I need to prove the following inequality: $$R( n + 2 , 3 )>3n$$ where $n>1$ and $R(s,t)$ is a Ramsey number.
The most general way to prove such inequalities is to paint a graph with $3n$ nodes then show it could not have a sub graph with $n+2$ in red or $3$ in blue, I've also used induction but no answers yet.
Sorry I dont know how to make a picture. Here I hope is an example Take $x_1,\cdots, x_n, y_1,\cdots, y_n, z_1,\cdots, z_n$
Make the $x$'s red. As are also the $y$'s and the $z$'s red. Make $(y_i, z_i)$ blue and $(y_i, z_j)$ red. Make $(y_i, x_i)$ blue and $(y_i, x_j)$ red. Then $(z_i, x_i)$ red and $(z_i, x_j)$ blue. I submit this much before the question is closed.
Basically you have a set $X$ of size $n$ which is all red. Now for each $x\in X$ there is a blue pair $(y,z)$ with $z$ blue only to $x$ and $y$ red only to $x$.

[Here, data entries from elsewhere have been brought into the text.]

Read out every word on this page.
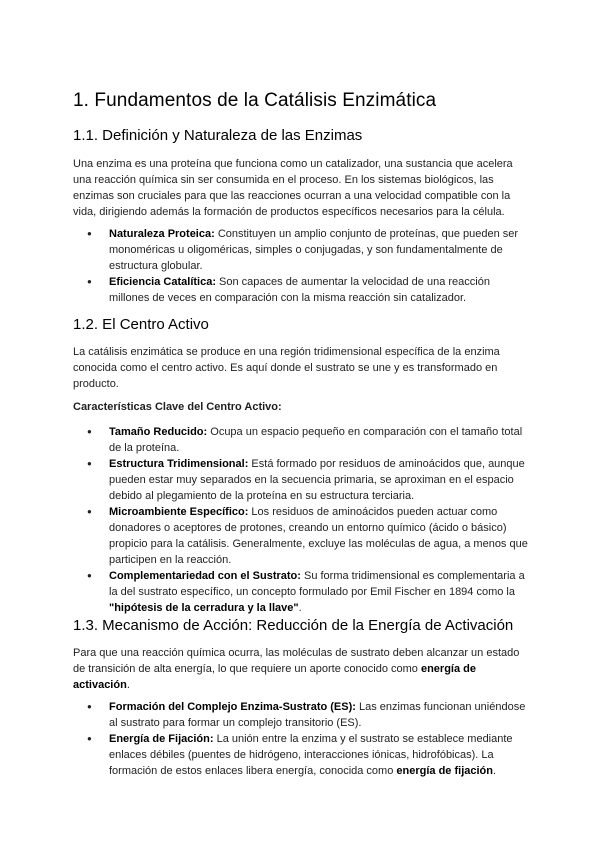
1. Fundamentos de la Catálisis Enzimática
1.1. Definición y Naturaleza de las Enzimas

Una enzima es una proteína que funciona como un catalizador, una sustancia que acelera una reacción química sin ser consumida en el proceso. En los sistemas biológicos, las enzimas son cruciales para que las reacciones ocurran a una velocidad compatible con la vida, dirigiendo además la formación de productos específicos necesarios para la célula.

● Naturaleza Proteica: Constituyen un amplio conjunto de proteínas, que pueden ser monoméricas u oligoméricas, simples o conjugadas, y son fundamentalmente de estructura globular.
● Eficiencia Catalítica: Son capaces de aumentar la velocidad de una reacción millones de veces en comparación con la misma reacción sin catalizador.
1.2. El Centro Activo

La catálisis enzimática se produce en una región tridimensional específica de la enzima conocida como el centro activo. Es aquí donde el sustrato se une y es transformado en producto.

Características Clave del Centro Activo:
● Tamaño Reducido: Ocupa un espacio pequeño en comparación con el tamaño total de la proteína.
● Estructura Tridimensional: Está formado por residuos de aminoácidos que, aunque pueden estar muy separados en la secuencia primaria, se aproximan en el espacio debido al plegamiento de la proteína en su estructura terciaria.
● Microambiente Específico: Los residuos de aminoácidos pueden actuar como donadores o aceptores de protones, creando un entorno químico (ácido o básico) propicio para la catálisis. Generalmente, excluye las moléculas de agua, a menos que participen en la reacción.
● Complementariedad con el Sustrato: Su forma tridimensional es complementaria a la del sustrato específico, un concepto formulado por Emil Fischer en 1894 como la "hipótesis de la cerradura y la llave".
1.3. Mecanismo de Acción: Reducción de la Energía de Activación

Para que una reacción química ocurra, las moléculas de sustrato deben alcanzar un estado de transición de alta energía, lo que requiere un aporte conocido como energía de activación.

● Formación del Complejo Enzima-Sustrato (ES): Las enzimas funcionan uniéndose al sustrato para formar un complejo transitorio (ES).
● Energía de Fijación: La unión entre la enzima y el sustrato se establece mediante enlaces débiles (puentes de hidrógeno, interacciones iónicas, hidrofóbicas). La formación de estos enlaces libera energía, conocida como energía de fijación.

Lets say there is a blue triangle. It has at most one $x$ one $y$ and one $z$. They must be $y_i$ and $z_i$ for the same $i$ since all other pairs are red. Now $x$ cannot be $x_i$ since $y_i$ is red with $x_i$.
Finally there is no $n+1$ red. It cannot have both $y_i$ and $z_i$ since these are blue. Thus from the $y$'s and the $z$'s there are at most $n$. And no pairs. This means there are at least two $x$'s Say $x_1$ and $x_2$ for convienience. Then I cannot have $z_1$ or $z_2$ since they are blue with $x_1$ and $x_2$ respectively. Thus I have to have $y_1$ and $y_2$; but $y_2$ and $x_1$ are blue a contradiction.